I was called out on my social media BS and I’m relieved

social media bs

By Mandy Edwards, {grow} Community Member

Mark Schaefer called me out on my social media BS … and I am really happy about it. Seriously.

Let me explain why.

Recently I wrote a post about ways to keep your fans and customers happy. At first I thought, “dang, this is a great post!” so I sent it to Mark for a guest contribution consideration. 

Well, I got a very kind but honest email back pointing out everything wrong with that post. Basically he said the “expert” advice I was giving was impractical and wrong. And you know what? He was absolutely right. The post was pure bullcrap because I wasn’t writing for my audience – I was writing for other social media pros, telling them what I thought they wanted to hear.

Serving the echo chamber

Remember when you were a child or teen and your parents accused you of hearing only what you wanted to hear? I see that people in the social media marketing business do that too, mainly to validate that we know what we’re doing. 

Who honestly cares about four more ways to keep your fans happy? Business owners already know how to keep their customers happy. Quality content on Facebook won’t keep the Facebook fans happy. Funny tweets won’t keep their Twitter fans happy. Providing great value, super service, and kind attention keep customers happy, not a blog post.

Sure, I could also write about 10 ways to get more Facebook engagement, but who wants to read that? I mean, just Google it and you can find your answer from about 500 other people.

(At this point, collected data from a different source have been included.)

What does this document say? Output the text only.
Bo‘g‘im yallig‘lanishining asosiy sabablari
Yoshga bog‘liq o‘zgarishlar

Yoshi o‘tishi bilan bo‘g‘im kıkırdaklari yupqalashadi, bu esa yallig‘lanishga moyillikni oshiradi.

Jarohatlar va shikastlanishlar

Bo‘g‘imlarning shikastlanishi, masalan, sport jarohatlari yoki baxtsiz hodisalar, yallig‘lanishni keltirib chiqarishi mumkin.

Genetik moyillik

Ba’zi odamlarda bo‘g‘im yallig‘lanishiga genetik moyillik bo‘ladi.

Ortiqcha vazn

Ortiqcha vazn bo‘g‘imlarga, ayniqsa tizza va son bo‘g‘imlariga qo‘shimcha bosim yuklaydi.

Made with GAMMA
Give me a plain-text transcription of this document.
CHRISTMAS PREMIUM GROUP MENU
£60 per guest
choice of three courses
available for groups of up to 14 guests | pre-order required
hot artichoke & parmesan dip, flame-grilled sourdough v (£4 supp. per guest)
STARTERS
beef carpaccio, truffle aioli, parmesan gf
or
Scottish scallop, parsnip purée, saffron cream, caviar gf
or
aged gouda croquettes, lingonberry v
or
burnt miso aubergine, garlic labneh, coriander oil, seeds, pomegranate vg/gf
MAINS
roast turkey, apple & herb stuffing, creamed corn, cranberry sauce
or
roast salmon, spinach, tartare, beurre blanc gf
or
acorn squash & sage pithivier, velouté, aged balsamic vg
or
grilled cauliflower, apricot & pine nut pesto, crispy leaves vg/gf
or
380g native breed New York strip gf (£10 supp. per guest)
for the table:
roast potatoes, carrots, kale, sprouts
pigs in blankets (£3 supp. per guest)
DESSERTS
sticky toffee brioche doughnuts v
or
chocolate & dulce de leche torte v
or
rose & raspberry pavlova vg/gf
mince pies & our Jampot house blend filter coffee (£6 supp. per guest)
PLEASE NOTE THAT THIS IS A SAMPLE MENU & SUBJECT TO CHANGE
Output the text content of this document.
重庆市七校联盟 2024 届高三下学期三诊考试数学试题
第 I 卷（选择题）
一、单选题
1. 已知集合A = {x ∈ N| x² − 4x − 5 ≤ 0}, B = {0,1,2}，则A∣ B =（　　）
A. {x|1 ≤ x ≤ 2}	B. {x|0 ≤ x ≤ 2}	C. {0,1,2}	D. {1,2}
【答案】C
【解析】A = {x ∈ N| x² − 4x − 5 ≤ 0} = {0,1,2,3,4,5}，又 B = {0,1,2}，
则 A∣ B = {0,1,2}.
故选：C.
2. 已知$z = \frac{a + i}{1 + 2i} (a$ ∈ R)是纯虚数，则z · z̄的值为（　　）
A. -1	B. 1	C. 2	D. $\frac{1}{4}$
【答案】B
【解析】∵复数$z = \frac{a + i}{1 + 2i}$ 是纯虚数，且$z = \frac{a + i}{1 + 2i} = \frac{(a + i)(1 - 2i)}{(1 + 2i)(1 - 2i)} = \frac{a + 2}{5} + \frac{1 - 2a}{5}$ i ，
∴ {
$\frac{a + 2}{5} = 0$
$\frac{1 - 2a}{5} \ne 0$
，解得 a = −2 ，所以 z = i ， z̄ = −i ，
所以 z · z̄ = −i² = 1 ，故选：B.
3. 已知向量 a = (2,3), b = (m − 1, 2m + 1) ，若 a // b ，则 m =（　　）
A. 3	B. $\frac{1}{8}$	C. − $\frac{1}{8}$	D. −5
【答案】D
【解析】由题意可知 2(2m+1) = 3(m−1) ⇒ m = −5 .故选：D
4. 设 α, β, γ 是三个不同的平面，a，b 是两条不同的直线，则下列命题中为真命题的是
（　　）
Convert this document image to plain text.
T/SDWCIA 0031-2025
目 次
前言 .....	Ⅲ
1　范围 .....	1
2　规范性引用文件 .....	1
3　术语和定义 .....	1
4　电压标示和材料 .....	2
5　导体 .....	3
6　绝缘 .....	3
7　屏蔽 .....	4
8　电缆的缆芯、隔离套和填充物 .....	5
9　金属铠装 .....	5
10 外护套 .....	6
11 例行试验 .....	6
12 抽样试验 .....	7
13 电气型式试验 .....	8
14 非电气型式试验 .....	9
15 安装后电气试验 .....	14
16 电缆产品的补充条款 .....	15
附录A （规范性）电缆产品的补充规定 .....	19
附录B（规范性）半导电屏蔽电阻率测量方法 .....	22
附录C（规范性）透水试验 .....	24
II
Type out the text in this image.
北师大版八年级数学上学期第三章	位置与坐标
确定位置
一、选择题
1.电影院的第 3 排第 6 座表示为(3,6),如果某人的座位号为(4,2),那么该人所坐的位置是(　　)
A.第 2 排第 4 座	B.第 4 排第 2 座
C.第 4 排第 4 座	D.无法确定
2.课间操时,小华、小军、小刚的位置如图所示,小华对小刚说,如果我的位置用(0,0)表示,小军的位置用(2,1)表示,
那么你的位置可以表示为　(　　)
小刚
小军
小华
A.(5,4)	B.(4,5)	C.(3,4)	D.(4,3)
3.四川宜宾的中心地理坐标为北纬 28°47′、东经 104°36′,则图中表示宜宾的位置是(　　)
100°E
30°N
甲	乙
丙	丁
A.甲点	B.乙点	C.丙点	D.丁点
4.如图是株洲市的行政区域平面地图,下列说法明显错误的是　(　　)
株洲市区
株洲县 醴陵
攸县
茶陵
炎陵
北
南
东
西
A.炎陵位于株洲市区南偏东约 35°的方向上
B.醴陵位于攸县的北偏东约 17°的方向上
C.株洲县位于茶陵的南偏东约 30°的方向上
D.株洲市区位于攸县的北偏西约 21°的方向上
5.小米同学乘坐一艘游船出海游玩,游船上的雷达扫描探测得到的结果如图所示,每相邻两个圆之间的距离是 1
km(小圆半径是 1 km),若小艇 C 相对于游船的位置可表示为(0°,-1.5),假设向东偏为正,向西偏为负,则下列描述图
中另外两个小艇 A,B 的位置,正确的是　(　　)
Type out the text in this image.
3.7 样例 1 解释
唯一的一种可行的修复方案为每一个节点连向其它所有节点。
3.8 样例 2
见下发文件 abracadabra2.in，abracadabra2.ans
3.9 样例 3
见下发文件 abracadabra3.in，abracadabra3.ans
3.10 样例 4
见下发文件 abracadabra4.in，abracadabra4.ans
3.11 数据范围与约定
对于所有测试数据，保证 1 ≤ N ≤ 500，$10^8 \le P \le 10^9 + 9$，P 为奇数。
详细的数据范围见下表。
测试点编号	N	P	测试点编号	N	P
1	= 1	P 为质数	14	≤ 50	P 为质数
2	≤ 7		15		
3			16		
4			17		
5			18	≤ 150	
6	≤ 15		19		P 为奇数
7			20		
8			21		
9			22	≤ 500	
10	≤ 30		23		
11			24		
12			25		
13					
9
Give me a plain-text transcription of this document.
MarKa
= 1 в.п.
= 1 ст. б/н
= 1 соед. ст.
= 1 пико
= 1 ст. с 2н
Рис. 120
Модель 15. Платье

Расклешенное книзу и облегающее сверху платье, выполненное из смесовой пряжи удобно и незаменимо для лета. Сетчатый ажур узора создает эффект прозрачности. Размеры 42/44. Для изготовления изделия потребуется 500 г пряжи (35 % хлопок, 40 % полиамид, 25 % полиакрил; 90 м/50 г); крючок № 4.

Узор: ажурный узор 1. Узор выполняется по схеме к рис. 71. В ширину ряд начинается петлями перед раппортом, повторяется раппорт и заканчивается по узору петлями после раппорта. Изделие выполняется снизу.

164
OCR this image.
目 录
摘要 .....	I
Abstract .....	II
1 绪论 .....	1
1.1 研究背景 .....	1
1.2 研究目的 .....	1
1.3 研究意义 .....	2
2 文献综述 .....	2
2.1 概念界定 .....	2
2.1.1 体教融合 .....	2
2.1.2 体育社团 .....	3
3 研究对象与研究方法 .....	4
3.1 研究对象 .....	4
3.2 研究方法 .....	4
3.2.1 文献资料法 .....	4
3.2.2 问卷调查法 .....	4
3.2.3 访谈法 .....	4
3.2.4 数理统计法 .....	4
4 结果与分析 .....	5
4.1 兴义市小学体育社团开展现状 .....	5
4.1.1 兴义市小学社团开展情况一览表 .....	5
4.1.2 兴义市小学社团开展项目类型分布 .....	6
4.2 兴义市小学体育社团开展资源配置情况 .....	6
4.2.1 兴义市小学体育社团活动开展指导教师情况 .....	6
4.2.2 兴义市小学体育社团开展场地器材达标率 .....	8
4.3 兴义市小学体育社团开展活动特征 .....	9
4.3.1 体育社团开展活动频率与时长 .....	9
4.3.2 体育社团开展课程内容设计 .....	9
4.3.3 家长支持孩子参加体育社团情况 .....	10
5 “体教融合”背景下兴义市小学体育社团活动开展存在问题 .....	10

 It seems when I sit down to write anymore, I’m a captive in the social media echo chamber. I’m putting out the same topics everyone else is writing about but trying to make it sound like my own and adding my own twist.

Breaking through the social media BS 

From now on, here is the filter I need to use to start writing blog posts that mean something: Am I, as a marketing professional, writing for other social media people, or am I writing for those actively seeking our help?

Let’s be honest. Most of the blog posts I have been writing are seeking to impress other social media pros and flex those “I know it all” muscles. I know I’m not alone in this. Look at some of the top posts on Social Media Today or Business 2 Community. Hell, check out Social Media Examiner while you’re at it. We are writing what other social media pros want to hear, not what our potential clients or that local business owner wants to hear.

I’m determined to break out of the social media BS bubble. I’m tired of reinventing the wheel (or topic) over and over, and here is my plan of action:

1. Keep it real.

I have a post in my Google Drive called “Writing from the Heart.” I have a personal blog that I haven’t posted on yet, despite the site being ready, and this is the first post for it. What I wrote about was writing from my true experience — what’s on my mind, what matters to me as a business owner. That’s the kind of post I need to publish.

Until then, I pledge to do my best to keep it real. Be more of myself, pushing beyond the level I did this past year. I may write about who’s doing a great job with their digital marketing or someone who’s not and provide pointers to improve. 

2. Forget the status quo.

I sense that all these social media pros feel like they need to one-up the next social media pro. (You know it’s true. You’re probably shaking your head right now.) We put out a longer post with more stats. We see how many times we can name-drop in an article. We want to show the world we know more than the others.

We need to forget the status quo and start writing again for customers. Our clients aren’t other social media pros, they are business owners. So why aren’t we writing for them? Forget the other social media people out there and focus on writing about real problems.  

3. Focus on truth.

I lost my way because I was focusing on the politics of social media instead of truth, real business issues and real business answers. I am going to ask my clients what their most pressing questions are., find out what they really want to know and help them through my writing.  

Is it time for your wake-up call? Do you need to take an unabashed and honest look at who are writing for? If it’s not your current or potential clients, then something needs to change. Now. 

Don’t worry – that fluffy post Mark rejected won’t ever see the light of day. I’ll save it to look at when I need a reminder of what I really need to do for my customers!

I’m fighting through the social media BS. Who’s with me?